Ant-Man and the Wasp review: Even with a new partner, Paul Rudd's superhero easy to forget




PG, 118 minutes

In the Marvel Universe pantheon of unlikely superheroes, Paul Rudd's Ant-Man is right up there – or rather, down there – as his special talent lies in his ability to shrink to the size of an insect.

Evangeline Lilly, left, and Paul Rudd in Ant-Man and the Wasp.

Evangeline Lilly, left, and Paul Rudd in Ant-Man and the Wasp.

At times, he grows instead and rather likes it. Sixty-five feet, he announces proudly in Ant-Man and the Wasp when asked the maximum height he had been able to achieve when wearing his super suit. Rudd's default expression, however, is haplessness. His face spells out the question: "Who? Me?", as if astonished that anyone could choose its possessor for anything more arduous than washing the dishes.

In line with the times, he's been assigned a more assertive female partner in this, the second film to give Ant-Man a leading role with his name in the title. Played by Evangeline Lilly, she's Hope Van Dyne, the daughter of Michael Douglas's Hank Pym, the original Ant-Man and inventor of the technology that is enabling Rudd's Scott Lang to downsize so drastically.

Once estranged from her father, Hope is now working with him and this time round, she graduates to super status, taking on the suit, the powers and the identity of the Wasp. And she's on a mission, hoping to discover the fate of the first Wasp, who happened to be her mother.

Ant-Man fans hooked on the geography and chronology of the Marvel Universe will already know that the action takes place two years after the events which unfolded in Marvel's Captain America: Civil War. But the script makes allowances for the rest of us by filling in the back story with large dollops of exposition which also incorporate a tutorial on the heavily Marvelised version of quantum physics which powers the plot.

Paul Rudd in Ant-Man and the Wasp.

Paul Rudd in Ant-Man and the Wasp.

To sum up: 30 years earlier, Hope's mother, Janet Van Dyne (Michelle Pfeiffer), vanished while she and Hank were trying to save the US from nuclear destruction. Shrinking to the size of a sub-atomic particle to disarm a ballistic missile, she was forced to consign herself to the "quantum realm" with no prospect of return. Or so it was thought. But Ant-Man's recent exploits have raised new possibilities.

Director Peyton Reed concentrates on keeping things light – as he must.
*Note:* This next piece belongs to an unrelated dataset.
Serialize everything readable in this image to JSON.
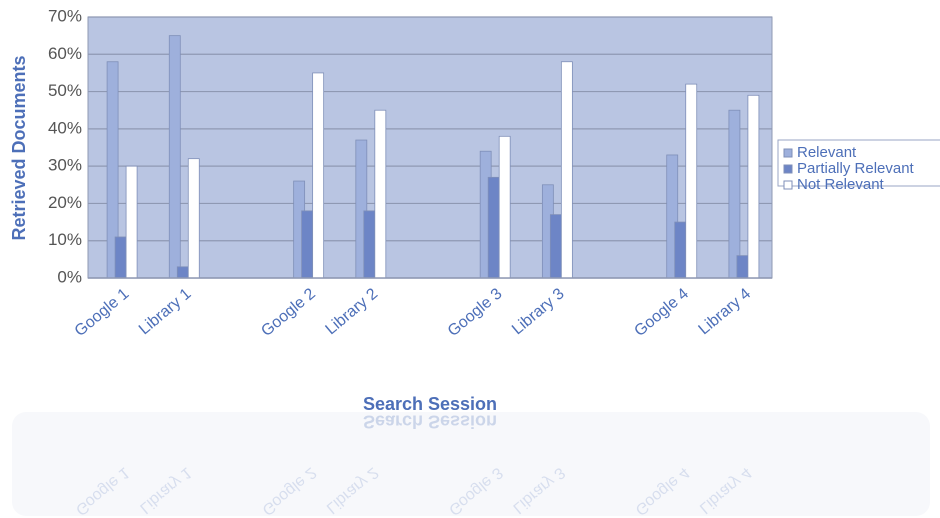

Along with the absurdity inherent in the idea of a superhero who can drive a Matchbox car, there's the fact that he commands a cheesy-looking army of animatronic ants. When off duty, he also hangs out with a bumbling trio of petty crooks played by fellow comics Michael Pena, David Dastmalchian and Tip "T.I." Harris.

This image released by Marvel Studios shows Hannah John-Kamen in a scene from "Ant-Man and the Wasp." (Disney/Marvel Studios via AP)

This image released by Marvel Studios shows Hannah John-Kamen in a scene from “Ant-Man and the Wasp.” (Disney/Marvel Studios via AP)

Randall Park gives them some fey competition as a ditzy FBI agent, but their Runyonesque routines contain the film's funniest lines with Dastmalchian, equipped with a towering quiff and a Russian accent, as the star of the ensemble.

Rudd co-wrote the script but it doesn't do his own comic gifts any favours. While he and Lilly show signs of developing a promising line in banter, they lose interest before it's properly under way.

Lilly's Wasp is a much more poised operator than her colleague, with no need of extra entomological back-up. Her performance is invested with a neat blend of elegance, irony and athletic confidence. And she has a better suit than Scott, as well as a superior intellect. He regards her with a heady mixture of lust, awe and profound gratitude as she extracts him from yet another misadventure.

But neither of them is a match for the film's newly introduced villain, Ghost (British actress Hannah John-Kamen), an angst-ridden mystery woman whose powers are mightiest of all.

Marvel movies have long since passed the point where the stunts can be seen as the main attraction. We've been watching people in Latex suits with CGI accessories battle for supremacy for so long that these days they have to possess something really original to stand out from the crowd.

The most recent example to meet this criterion was Black Panther, the first black superhero. Ant-Man isn't that kind of ground-breaker – despite the help he receives from Lilly. He gets by on his propensity for knockabout humour, his child-like enthusiasms and the company he keeps. He's likeable, his films are kid-friendly, and that's about it.